Apple Card and new Services
Apple has announced a new Apple Card. It looks quite appealing, the security and the integration with the environment.
On stage, Apple’s vice president of Apple Pay, Jennifer Bailey, said that the company will use machine learning to offer customers a clear, understandable merchant name in their transaction history. (Often, credit card statements show the merchant’s address or parent company, which can be confusing when a customer goes back over their credit history.)
This kind of integration makes sense to me, but I do admit - I have concerns about privacy. Apple has earned some credit when it comes to maintaining privacy though and I hope that is still the case.
Apple said its own card would keep customer information similarly stored. The token representing the card number is stored on a phone’s Secure Element—a separate chip that has little interaction with the phone’s full operating system.
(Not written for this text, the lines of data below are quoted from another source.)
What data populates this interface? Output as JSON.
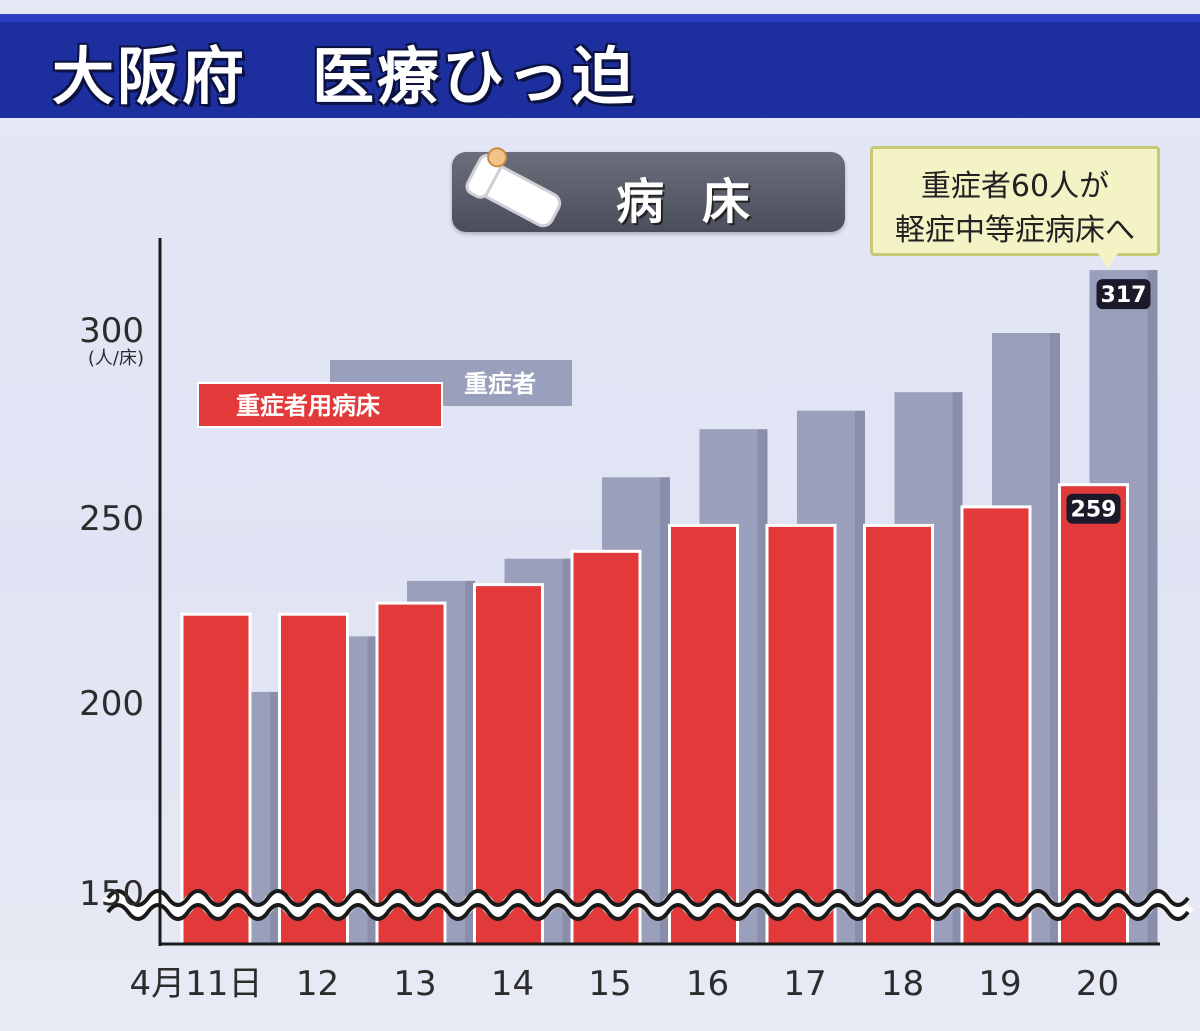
{
  "header": {
    "title": "大阪府　医療ひっ迫"
  },
  "section": {
    "label": "病床",
    "icon": "hospital-bed-icon"
  },
  "callout": {
    "line1": "重症者60人が",
    "line2": "軽症中等症病床へ"
  },
  "colors": {
    "title_band": "#1d2f9e",
    "beds_series": "#e23a3a",
    "patients_series": "#9aa0bc"
  },
  "chart_data": {
    "type": "bar",
    "title": "",
    "xlabel": "",
    "ylabel": "(人/床)",
    "ylim": [
      150,
      320
    ],
    "axis_break": true,
    "grid": false,
    "legend_placement": "top-left",
    "yticks": [
      "150",
      "200",
      "250",
      "300"
    ],
    "categories": [
      "4月11日",
      "12",
      "13",
      "14",
      "15",
      "16",
      "17",
      "18",
      "19",
      "20"
    ],
    "series": [
      {
        "name": "重症者用病床",
        "color": "#e23a3a",
        "values": [
          224,
          224,
          227,
          232,
          241,
          248,
          248,
          248,
          253,
          259
        ]
      },
      {
        "name": "重症者",
        "color": "#9aa0bc",
        "values": [
          203,
          218,
          233,
          239,
          261,
          274,
          279,
          284,
          300,
          317
        ]
      }
    ],
    "data_labels": [
      {
        "series": "重症者",
        "category": "20",
        "text": "317"
      },
      {
        "series": "重症者用病床",
        "category": "20",
        "text": "259"
      }
    ]
  }
}
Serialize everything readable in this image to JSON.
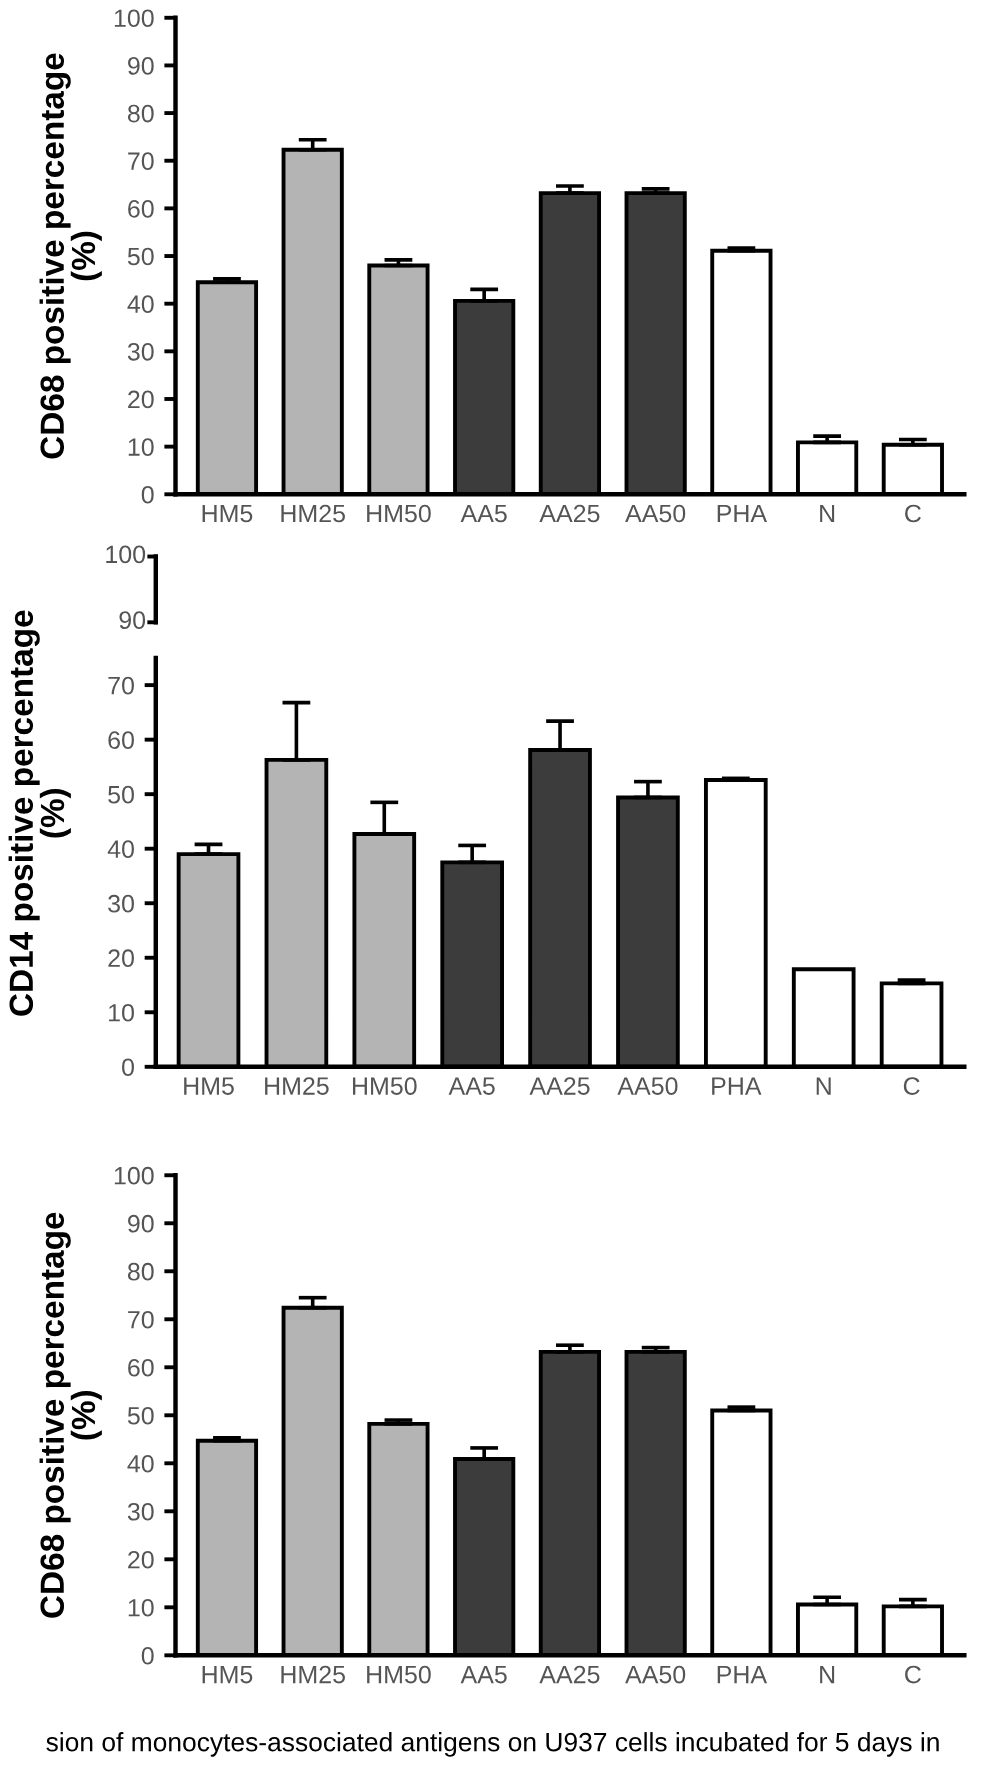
{
  "chart_data": [
    {
      "type": "bar",
      "ylabel": "CD68 positive percentage\n(%)",
      "categories": [
        "HM5",
        "HM25",
        "HM50",
        "AA5",
        "AA25",
        "AA50",
        "PHA",
        "N",
        "C"
      ],
      "values": [
        44.5,
        72.3,
        48.0,
        40.6,
        63.2,
        63.2,
        51.1,
        10.9,
        10.4
      ],
      "errors": [
        [
          44.5,
          45.2
        ],
        [
          72.3,
          74.4
        ],
        [
          48.0,
          49.2
        ],
        [
          40.6,
          43.0
        ],
        [
          63.2,
          64.7
        ],
        [
          63.2,
          64.1
        ],
        [
          51.1,
          51.7
        ],
        [
          10.9,
          12.2
        ],
        [
          10.4,
          11.5
        ]
      ],
      "colors": [
        "#b4b4b4",
        "#b4b4b4",
        "#b4b4b4",
        "#3c3c3c",
        "#3c3c3c",
        "#3c3c3c",
        "#ffffff",
        "#ffffff",
        "#ffffff"
      ],
      "ylim": [
        0,
        100
      ],
      "yticks": [
        0,
        10,
        20,
        30,
        40,
        50,
        60,
        70,
        80,
        90,
        100
      ],
      "grid": false,
      "legend": false
    },
    {
      "type": "other",
      "annotations": [
        "100",
        "90"
      ]
    },
    {
      "type": "bar",
      "ylabel": "CD14 positive percentage\n(%)",
      "categories": [
        "HM5",
        "HM25",
        "HM50",
        "AA5",
        "AA25",
        "AA50",
        "PHA",
        "N",
        "C"
      ],
      "values": [
        39.0,
        56.3,
        42.7,
        37.5,
        58.1,
        49.4,
        52.6,
        17.9,
        15.3
      ],
      "errors": [
        [
          39.0,
          40.8
        ],
        [
          56.3,
          66.8
        ],
        [
          42.7,
          48.5
        ],
        [
          37.5,
          40.6
        ],
        [
          58.1,
          63.4
        ],
        [
          49.4,
          52.3
        ],
        [
          52.6,
          52.9
        ],
        null,
        [
          15.3,
          15.9
        ]
      ],
      "colors": [
        "#b4b4b4",
        "#b4b4b4",
        "#b4b4b4",
        "#3c3c3c",
        "#3c3c3c",
        "#3c3c3c",
        "#ffffff",
        "#ffffff",
        "#ffffff"
      ],
      "ylim": [
        0,
        75
      ],
      "yticks": [
        0,
        10,
        20,
        30,
        40,
        50,
        60,
        70
      ],
      "grid": false,
      "legend": false
    },
    {
      "type": "bar",
      "ylabel": "CD68 positive percentage\n(%)",
      "categories": [
        "HM5",
        "HM25",
        "HM50",
        "AA5",
        "AA25",
        "AA50",
        "PHA",
        "N",
        "C"
      ],
      "values": [
        44.7,
        72.4,
        48.2,
        40.9,
        63.2,
        63.2,
        51.0,
        10.6,
        10.2
      ],
      "errors": [
        [
          44.7,
          45.3
        ],
        [
          72.4,
          74.5
        ],
        [
          48.2,
          49.0
        ],
        [
          40.9,
          43.2
        ],
        [
          63.2,
          64.6
        ],
        [
          63.2,
          64.1
        ],
        [
          51.0,
          51.7
        ],
        [
          10.6,
          12.1
        ],
        [
          10.2,
          11.6
        ]
      ],
      "colors": [
        "#b4b4b4",
        "#b4b4b4",
        "#b4b4b4",
        "#3c3c3c",
        "#3c3c3c",
        "#3c3c3c",
        "#ffffff",
        "#ffffff",
        "#ffffff"
      ],
      "ylim": [
        0,
        100
      ],
      "yticks": [
        0,
        10,
        20,
        30,
        40,
        50,
        60,
        70,
        80,
        90,
        100
      ],
      "grid": false,
      "legend": false,
      "annotations": [
        "sion of monocytes-associated antigens on U937 cells incubated for 5 days in"
      ]
    }
  ]
}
When Apple Pay was first rolled out in 2014, Apple said that the token tying a transaction to a specific customer would be encrypted and stored on the Secure Element without being accessible to Apple. It sounds like the company will use the same setup for its card, writing in a press release that “The unique security and privacy architecture created for Apple Card means Apple doesn’t know where a customer shopped, what they bought, or how much they paid.”
The titanium card looks fab though.
For its physical metal card, Apple has eliminated a lot of the weak points that allow hackers to steal card information in brick-and-mortar stores. The physical card has no number or CVV security code printed on it, and a date and a space for a signature are also notably absent. “All this information is easily accessible in Wallet to use in apps and on websites,” Apple explains. “For purchases made with the titanium Apple Card, customers will get 1 percent Daily Cash.”